Swift 5.7 references for busy coders

Methods

Methods are functions that belong to a struct, class, or enum.

Instance methods

Instance methods belong to an instance of a struct, class, or enum. They may access the instance’s variables. Below are examples of an instance method intro():

Struct example

struct Person {
  let name: String

  init(name: String) {
    self.name = name
  }

  func intro() {
    print("I'm \(name).")
  }
}

let amy = Person(name: "Amy")
amy.intro() // I'm Amy.

Class example

class Person {
  let name: String

  init(name: String) {
    self.name = name
  }

  func intro() {
    print("I'm \(name).")
  }
}

let amy = Person(name: "Amy")
amy.intro() // I'm Amy.

Enum example

enum Beatle: String {
  case john
  case paul
  case george
  case ringo

  func intro() {
    print("I'm \(rawValue).")
  }
}

let john = Beatle.john
john.intro() // I'm john.

Mutating instance methods

Because structs are value types, an instance method that modifies its instance must be marked as mutating:

struct Player {
  var name: String
  var level: Int

  mutating func levelUp() {
    level += 1
  }
}

var player = Player(name: "Amy", level: 1)
player.levelUp()
print(player.level) // 2

Static/class methods

Static and class methods (also known as type methods) belong to a struct/class type itself, rather than an instance of a struct/class.
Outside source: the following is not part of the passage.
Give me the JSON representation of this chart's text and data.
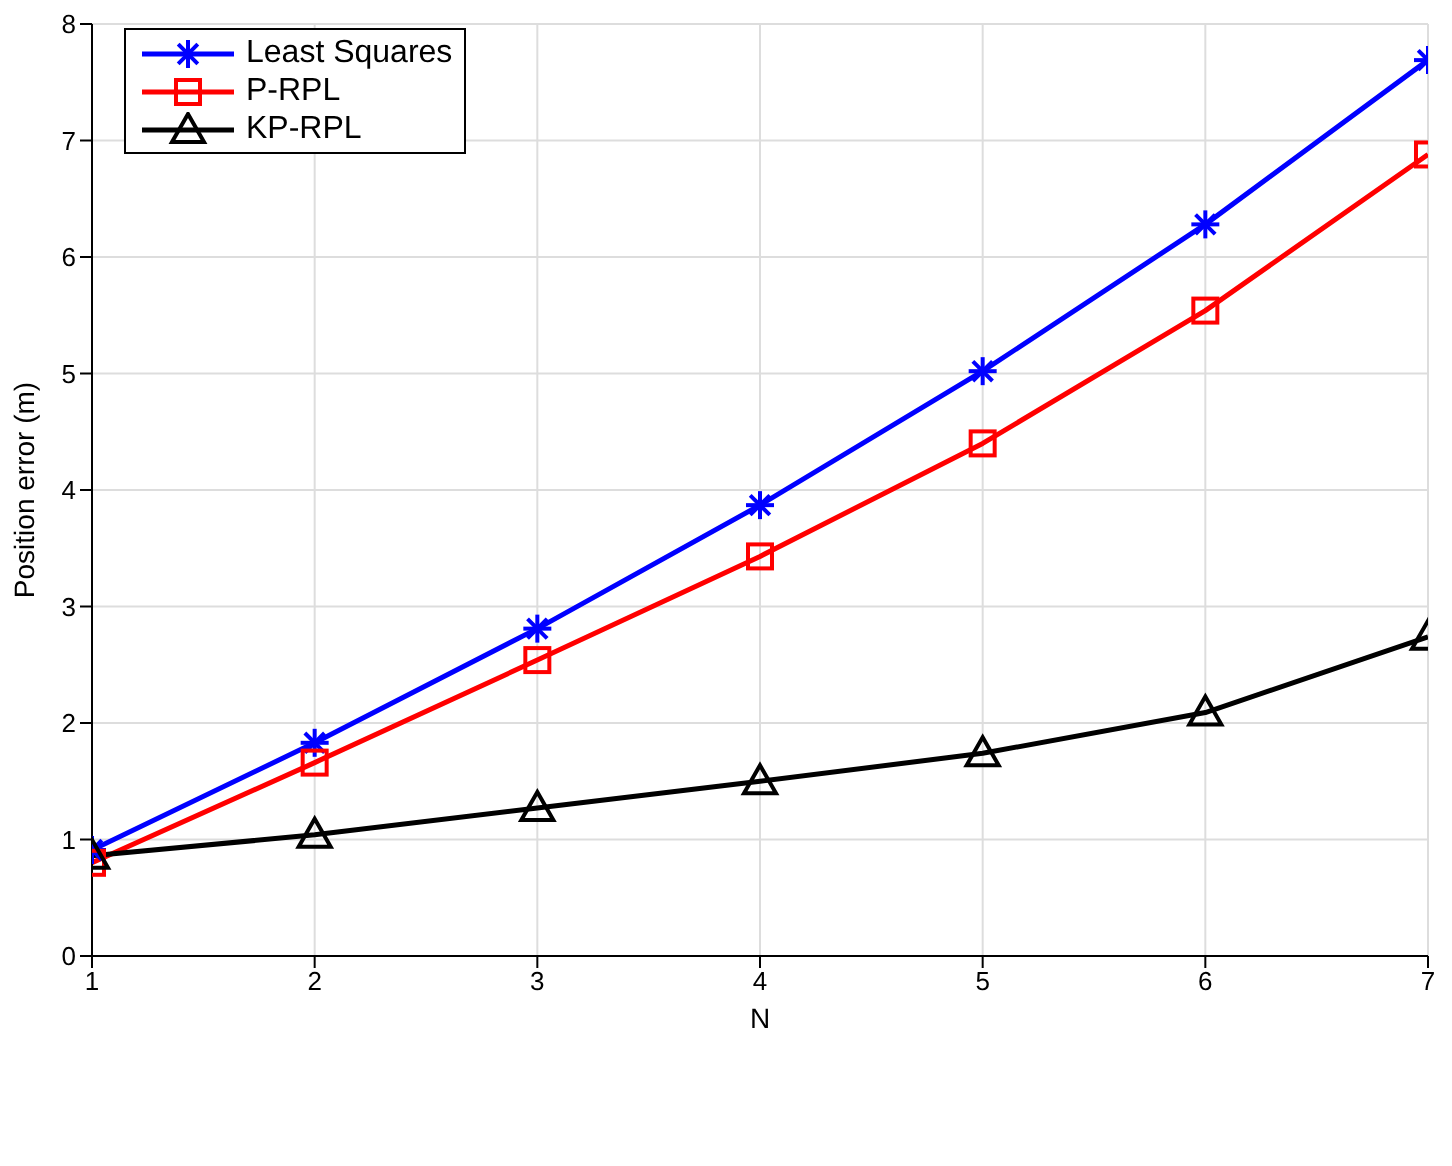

They are declared with static for a struct or class for a class:

struct Person {
  let name: String

  init(name: String) {
    self.name = name
  }

  static func intro() {
    print("I'm a static method.")
  }
}

Person.intro() // I'm a static method.
class Person {
  let name: String

  init(name: String) {
    self.name = name
  }

  class func intro() {
    print("I'm a class method.")
  }
}

Person.intro() // I'm a class method.